Anything for the students to look forward to in COSMOS?
They should look forward to finishing their project. The projects are open ended so they need to work hard to the very end. With projects it's always amazing to see the difference between the initial concept and the end product. You don't know what's going to happen since there are obstacles. Students get to feel this sense of achievement and accomplishment. I don't think they will look forward to departing at the end from their friends.

Favorite subject in high school?
My favorite subject in high school was math. I liked to solve puzzles.        

How did you get interested in science and engineering?
I grew up in Taiwan and moved to this country in Grade 10, but my English was not very good. I could not study biology since the names were so long and hard to pronounce. Math was a universal language and much easier for me, and physics used a lot of math.

What about electrical engineering? You're now in EE.
I did my Ph.D. in applied science. Then I was hired by ATT/ Bell Labs. I was doing something called service science and used a technique called spectroscopy to measure the property of metal surfaces and used similar techniques to study semiconductors and the surface of devices. Then I was hired into Bell Labs and was assigned to take over a lab which grows semi-conductors in thin films and transistors. At that time, transistors was electrical engineering. I was in a very good position in the company and well supported. However, my company wanted to move my department from New Jersey to Pennsylvania to be close to the factory. I thought if I have to move, I might as well look around. So I ended up here at UC San Diego.

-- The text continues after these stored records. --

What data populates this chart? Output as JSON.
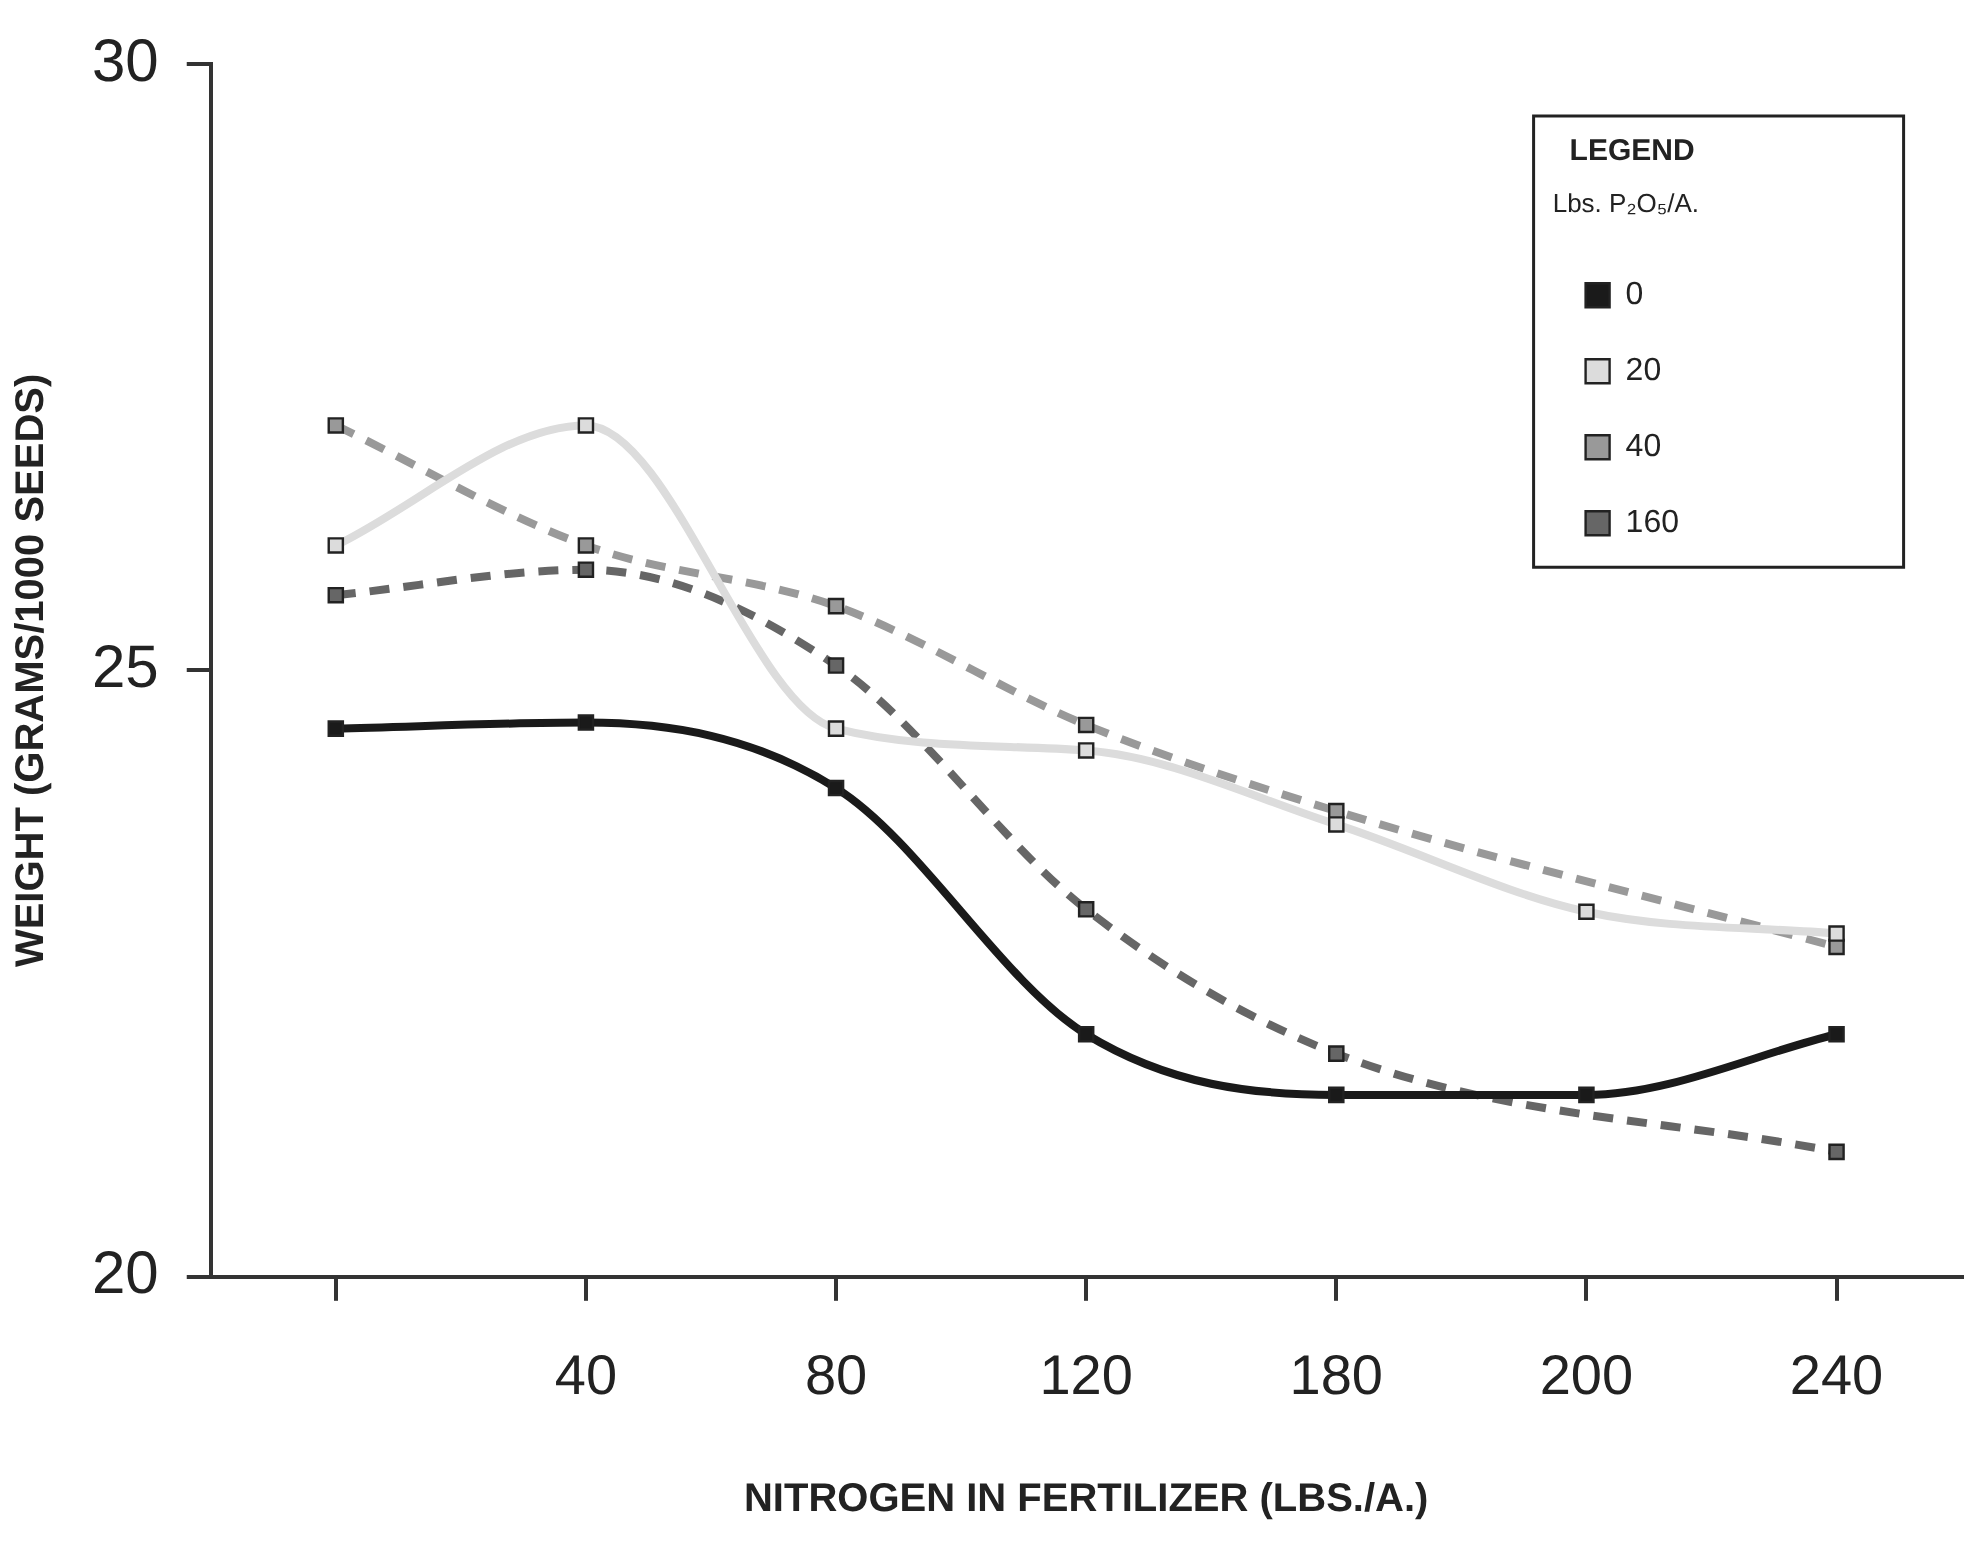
{
  "chart_data": {
    "type": "line",
    "xlabel": "NITROGEN IN FERTILIZER (LBS./A.)",
    "ylabel": "WEIGHT (GRAMS/1000 SEEDS)",
    "legend_title": "Lbs. P₂O₅/A.",
    "annotations": [
      "LEGEND"
    ],
    "categories": [
      null,
      "40",
      "80",
      "120",
      "180",
      "200",
      "240"
    ],
    "ylim": [
      20,
      30
    ],
    "yticks": [
      20,
      25,
      30
    ],
    "grid": false,
    "legend": "top right",
    "marker": "square",
    "series": [
      {
        "name": "0",
        "color": "#1a1a1a",
        "line_style": "solid",
        "values": [
          24.52,
          24.57,
          24.03,
          22.0,
          21.5,
          21.5,
          22.0
        ]
      },
      {
        "name": "20",
        "color": "#dcdcdc",
        "line_style": "solid",
        "values": [
          26.03,
          27.02,
          24.52,
          24.34,
          23.73,
          23.01,
          22.83
        ]
      },
      {
        "name": "40",
        "color": "#999999",
        "line_style": "dashed",
        "values": [
          27.02,
          26.03,
          25.53,
          24.55,
          23.84,
          null,
          22.72
        ]
      },
      {
        "name": "160",
        "color": "#666666",
        "line_style": "dashed",
        "values": [
          25.62,
          25.83,
          25.04,
          23.03,
          21.84,
          null,
          21.03
        ]
      }
    ]
  }
}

Do you find that you like research better than industry?
I find that I made the right decision to come to academia. We are a research university and we have to get grants to hire graduate students. Each professor is an entrepreneurwe are basically a small company. I'm always interacting with bright Ph.D. students, so I learn a lot from my students. Research is generating new knowledge. Through this interaction with students it enriches my life. I think that I made the right choice.